Great bustards look somewhat like really big geese. They have broad chests, thick necks, and distinctive turned-up tails. They can weigh as much as 40 pounds (18 kilograms) and are believed to be the heaviest bird in the world. The heaviest recorded great bustard weighed 21 kilograms (46 pounds).
These massive birds may be staying healthy by self-medication, new research finds. The birds appear to be actively searching for two plants that contain compounds that can kill pathogens. Researchers say it’s an example of possible self-medication.
Their findings were published in the journal Frontiers in Ecology and Evolution.
Great bustards (Otis tarda) are classified as vulnerable on the International Union for Conservation of Nature (IUCN) Red List of Threatened Species.
First author Luis M. Bautista-Sopelana, a staff scientist at the National Museum of Natural Sciences in Madrid, and co-author Azucena González-Coloma, a researcher at the Institute of Agricultural Sciences in Madrid, spoke to Treehugger about their research.

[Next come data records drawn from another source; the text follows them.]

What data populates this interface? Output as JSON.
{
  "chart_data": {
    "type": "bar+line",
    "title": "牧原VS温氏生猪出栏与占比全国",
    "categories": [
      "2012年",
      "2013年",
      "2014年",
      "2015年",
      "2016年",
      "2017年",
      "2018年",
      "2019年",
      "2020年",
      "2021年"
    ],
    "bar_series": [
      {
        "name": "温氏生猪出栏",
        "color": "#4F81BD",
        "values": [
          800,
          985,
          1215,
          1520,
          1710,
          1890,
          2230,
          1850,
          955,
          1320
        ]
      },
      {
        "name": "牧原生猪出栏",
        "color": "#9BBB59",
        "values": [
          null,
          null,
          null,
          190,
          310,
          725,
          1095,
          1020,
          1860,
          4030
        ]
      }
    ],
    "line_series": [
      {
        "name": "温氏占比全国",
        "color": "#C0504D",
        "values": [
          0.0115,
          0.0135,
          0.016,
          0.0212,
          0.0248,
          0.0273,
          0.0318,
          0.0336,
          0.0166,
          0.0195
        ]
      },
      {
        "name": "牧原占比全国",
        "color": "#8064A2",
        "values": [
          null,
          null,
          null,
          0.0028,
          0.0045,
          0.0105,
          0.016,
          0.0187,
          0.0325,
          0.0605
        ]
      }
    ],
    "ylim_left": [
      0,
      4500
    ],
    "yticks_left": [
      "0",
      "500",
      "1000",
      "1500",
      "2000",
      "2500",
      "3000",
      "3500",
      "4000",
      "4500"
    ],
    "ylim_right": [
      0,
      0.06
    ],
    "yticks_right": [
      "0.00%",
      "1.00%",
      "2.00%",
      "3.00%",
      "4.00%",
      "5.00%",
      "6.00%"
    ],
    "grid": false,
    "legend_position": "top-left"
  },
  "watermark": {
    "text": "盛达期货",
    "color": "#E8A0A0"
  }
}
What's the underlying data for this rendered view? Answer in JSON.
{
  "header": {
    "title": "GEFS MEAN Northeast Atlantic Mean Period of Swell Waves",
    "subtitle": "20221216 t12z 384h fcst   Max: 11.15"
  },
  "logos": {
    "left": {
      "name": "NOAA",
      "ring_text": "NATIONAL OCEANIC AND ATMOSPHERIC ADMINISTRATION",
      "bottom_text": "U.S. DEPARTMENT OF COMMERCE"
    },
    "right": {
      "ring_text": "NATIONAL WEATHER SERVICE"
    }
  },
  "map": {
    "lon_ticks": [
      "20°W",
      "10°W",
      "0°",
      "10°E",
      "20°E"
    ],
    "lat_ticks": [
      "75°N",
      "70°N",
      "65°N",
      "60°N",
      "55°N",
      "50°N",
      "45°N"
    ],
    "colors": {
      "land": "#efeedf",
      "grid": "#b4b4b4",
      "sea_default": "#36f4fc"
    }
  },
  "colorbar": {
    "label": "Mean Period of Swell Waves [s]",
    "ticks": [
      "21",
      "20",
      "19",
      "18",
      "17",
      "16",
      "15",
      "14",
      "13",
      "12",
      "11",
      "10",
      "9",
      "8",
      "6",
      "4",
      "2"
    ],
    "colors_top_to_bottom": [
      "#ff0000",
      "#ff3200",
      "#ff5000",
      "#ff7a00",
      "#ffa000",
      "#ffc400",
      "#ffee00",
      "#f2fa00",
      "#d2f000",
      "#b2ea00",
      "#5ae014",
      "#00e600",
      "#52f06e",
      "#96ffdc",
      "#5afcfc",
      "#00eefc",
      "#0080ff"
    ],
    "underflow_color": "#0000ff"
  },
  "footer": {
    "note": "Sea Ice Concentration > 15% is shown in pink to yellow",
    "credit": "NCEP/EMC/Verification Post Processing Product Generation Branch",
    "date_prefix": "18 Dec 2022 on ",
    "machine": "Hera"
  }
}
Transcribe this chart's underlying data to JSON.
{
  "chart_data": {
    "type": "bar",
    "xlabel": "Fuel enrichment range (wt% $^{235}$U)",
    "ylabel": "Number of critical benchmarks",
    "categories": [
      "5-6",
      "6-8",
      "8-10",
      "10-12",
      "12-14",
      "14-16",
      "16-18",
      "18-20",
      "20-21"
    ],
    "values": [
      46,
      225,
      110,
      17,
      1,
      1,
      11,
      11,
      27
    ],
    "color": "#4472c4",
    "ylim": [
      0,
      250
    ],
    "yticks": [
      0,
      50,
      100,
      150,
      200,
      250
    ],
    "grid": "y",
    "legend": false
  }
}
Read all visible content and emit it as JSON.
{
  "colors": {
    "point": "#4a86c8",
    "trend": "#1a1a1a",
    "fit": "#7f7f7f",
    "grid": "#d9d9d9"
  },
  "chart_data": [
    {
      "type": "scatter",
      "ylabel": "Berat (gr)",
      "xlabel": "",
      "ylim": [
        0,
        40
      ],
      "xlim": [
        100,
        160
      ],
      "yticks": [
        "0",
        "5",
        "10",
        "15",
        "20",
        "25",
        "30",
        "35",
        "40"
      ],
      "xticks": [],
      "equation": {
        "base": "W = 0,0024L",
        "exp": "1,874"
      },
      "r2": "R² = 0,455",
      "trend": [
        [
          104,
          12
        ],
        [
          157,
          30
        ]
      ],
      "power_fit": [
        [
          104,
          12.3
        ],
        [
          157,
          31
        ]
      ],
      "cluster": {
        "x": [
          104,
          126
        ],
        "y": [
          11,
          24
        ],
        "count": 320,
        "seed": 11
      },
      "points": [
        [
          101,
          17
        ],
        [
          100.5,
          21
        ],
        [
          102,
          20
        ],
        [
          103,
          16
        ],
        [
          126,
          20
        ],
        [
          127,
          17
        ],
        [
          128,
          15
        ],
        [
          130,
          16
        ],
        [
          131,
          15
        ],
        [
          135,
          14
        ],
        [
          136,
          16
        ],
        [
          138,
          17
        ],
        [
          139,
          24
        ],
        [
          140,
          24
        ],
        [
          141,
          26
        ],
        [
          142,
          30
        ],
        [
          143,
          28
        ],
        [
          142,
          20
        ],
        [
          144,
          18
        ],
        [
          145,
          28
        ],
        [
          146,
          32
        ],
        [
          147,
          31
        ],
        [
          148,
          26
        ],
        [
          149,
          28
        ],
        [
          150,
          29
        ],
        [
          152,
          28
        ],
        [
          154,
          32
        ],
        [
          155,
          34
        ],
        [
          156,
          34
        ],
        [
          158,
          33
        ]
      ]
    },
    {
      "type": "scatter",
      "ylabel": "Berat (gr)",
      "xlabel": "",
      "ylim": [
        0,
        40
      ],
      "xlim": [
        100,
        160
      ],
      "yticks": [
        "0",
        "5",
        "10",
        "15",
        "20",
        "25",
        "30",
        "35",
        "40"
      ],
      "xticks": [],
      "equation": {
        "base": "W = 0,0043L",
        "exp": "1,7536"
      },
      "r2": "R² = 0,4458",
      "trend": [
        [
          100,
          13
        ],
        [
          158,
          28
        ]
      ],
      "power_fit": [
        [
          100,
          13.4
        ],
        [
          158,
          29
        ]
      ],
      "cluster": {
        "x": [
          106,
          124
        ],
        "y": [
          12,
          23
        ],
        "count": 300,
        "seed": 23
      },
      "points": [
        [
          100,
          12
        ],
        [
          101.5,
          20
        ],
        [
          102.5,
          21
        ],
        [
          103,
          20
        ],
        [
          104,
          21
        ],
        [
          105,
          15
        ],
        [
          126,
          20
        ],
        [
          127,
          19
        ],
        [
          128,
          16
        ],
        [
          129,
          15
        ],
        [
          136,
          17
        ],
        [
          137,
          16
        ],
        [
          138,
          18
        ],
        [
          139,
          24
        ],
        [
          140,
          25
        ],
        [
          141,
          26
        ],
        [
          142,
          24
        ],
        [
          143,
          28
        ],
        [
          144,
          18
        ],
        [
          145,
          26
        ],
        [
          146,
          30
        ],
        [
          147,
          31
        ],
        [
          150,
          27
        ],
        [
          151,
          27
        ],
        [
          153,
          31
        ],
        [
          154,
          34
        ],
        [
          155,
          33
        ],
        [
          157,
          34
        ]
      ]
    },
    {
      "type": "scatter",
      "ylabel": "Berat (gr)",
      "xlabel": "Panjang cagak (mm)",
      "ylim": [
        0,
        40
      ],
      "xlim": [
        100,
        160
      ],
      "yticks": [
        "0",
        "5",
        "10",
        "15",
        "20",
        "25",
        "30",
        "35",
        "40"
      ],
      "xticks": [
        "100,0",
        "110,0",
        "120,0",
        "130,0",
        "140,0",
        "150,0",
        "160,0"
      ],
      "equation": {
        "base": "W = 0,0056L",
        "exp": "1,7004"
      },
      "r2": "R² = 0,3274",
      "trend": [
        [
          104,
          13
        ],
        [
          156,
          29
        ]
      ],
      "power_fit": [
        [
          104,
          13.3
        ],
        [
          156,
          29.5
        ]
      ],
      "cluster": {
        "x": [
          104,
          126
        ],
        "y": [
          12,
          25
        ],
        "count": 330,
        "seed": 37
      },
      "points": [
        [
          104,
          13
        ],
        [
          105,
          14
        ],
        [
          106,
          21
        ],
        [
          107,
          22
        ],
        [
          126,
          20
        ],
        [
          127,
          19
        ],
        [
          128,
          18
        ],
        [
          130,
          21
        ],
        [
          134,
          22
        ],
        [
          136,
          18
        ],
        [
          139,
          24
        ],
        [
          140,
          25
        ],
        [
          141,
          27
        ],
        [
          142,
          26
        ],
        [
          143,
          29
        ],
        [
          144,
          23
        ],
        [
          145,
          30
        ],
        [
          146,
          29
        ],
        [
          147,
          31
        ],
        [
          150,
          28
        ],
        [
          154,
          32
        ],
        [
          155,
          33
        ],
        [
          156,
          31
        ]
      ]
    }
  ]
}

Treehugger: Why do you find great bustards so interesting?
Luis M. Bautista-Sopelana: The study of wildlife feeding confronts you with paradoxical situations: Why do animals ingest plants or other animals with little nutritional value but a certain degree of toxicity? Exploration, learning, mistakes, etc. These are the standard answers. But when you observe that the prevalence of these elements in the diet is not tiny, you scratch your head and begin to doubt the routine explanations. If, in addition to studying the diet in the laboratory, you spend days in the field studying the behavior of bustards, you could observe that some elements of the diet are ingested for a non-nutritional purpose. And so, the research begins. You then read the scientific literature on self-medication in apes, insects, etc., and you realize two things: You have found a vein of knowledge to exploit, and there are methodological limitations that forestall you from drawing conclusive explanations at the same level as in biomedical and veterinary sciences.
Azucena González-Coloma: Also, the fact that poisonous insects were found in dead male bustards and are part of their diet inspired this work. We published a previous work on this topic.
How can self-medicating be an important and unique behavior?
Bautista-Sopelana: Self-medication in wildlife is important because it highlights that animals fight against their maladies with ad hoc behaviors like ingesting plants and animals with compounds active against maladies. But our findings do not report a unique behavior. Other bird species use plants for self-medication—for example, Psittaciformes [parrots], blue tits, Darwin’s finches, etc. Birds anoint themselves with many other items with anti-parasite properties, including millipedes, caterpillars, beetles, and plant materials.
Azucena González-Coloma: Our team is not the first to discover that wildlife can self-medicate with plants against parasites. Plants hold secondary compounds (SC) against herbivores. Some of those SCs are active against parasites and other pathogens. For example, nematicidal activity has been reported for extracts of corn poppy leaves against M. javanica. Minor alkaloids included roemerine, with reported antibacterial, antifungal, and anthelmintic activities. Furthermore, alkaloids such as allocryptopine, potopine, and berberine were nematicidal against Strongyloides stercolaris larvae. Besides, flavonoids may reduce oxidative stress and enhance immunity, so birds eat them presumably as a prophylactic drug against pathogens. Polyphenols regulate immune and inflammatory responses during enteric bacterial and parasitic infections in livestock, and organic acids can significantly reduce microbial contamination in turkeys.
Why are these findings important? What are the next steps in your research?
Bautista-Sopelana: These findings show that there are unexpected ways to research new medical compounds. There could be compounds that pass unnoticed to laboratory researchers while the wildlife routinely seeks them. Our next steps are collecting fresh droppings in several well-separated populations. Quantifying the prevalence of weeds and pathogens in the droppings will allow us to establish a statistical continuum pattern between healthy and sick populations. Genetic identification of weeds and parasites in fecal droppings is feasible, which would speed up the research. A statistical correlation between plants and parasites across droppings can make self-medication most concrete, though a correlation does not prove it beyond doubt. As already stated, the ultimate proof of self-medication requires experimental protocols developed in the biomedical, veterinary, and pharmacological sciences.
González-Coloma: We will also examine some plants selected by the bustards in more detail, as our analyses have only captured the tip of the chemical iceberg. In addition, the abundance of secondary compounds changes seasonally and geographically, so further chemical analysis is mandatory.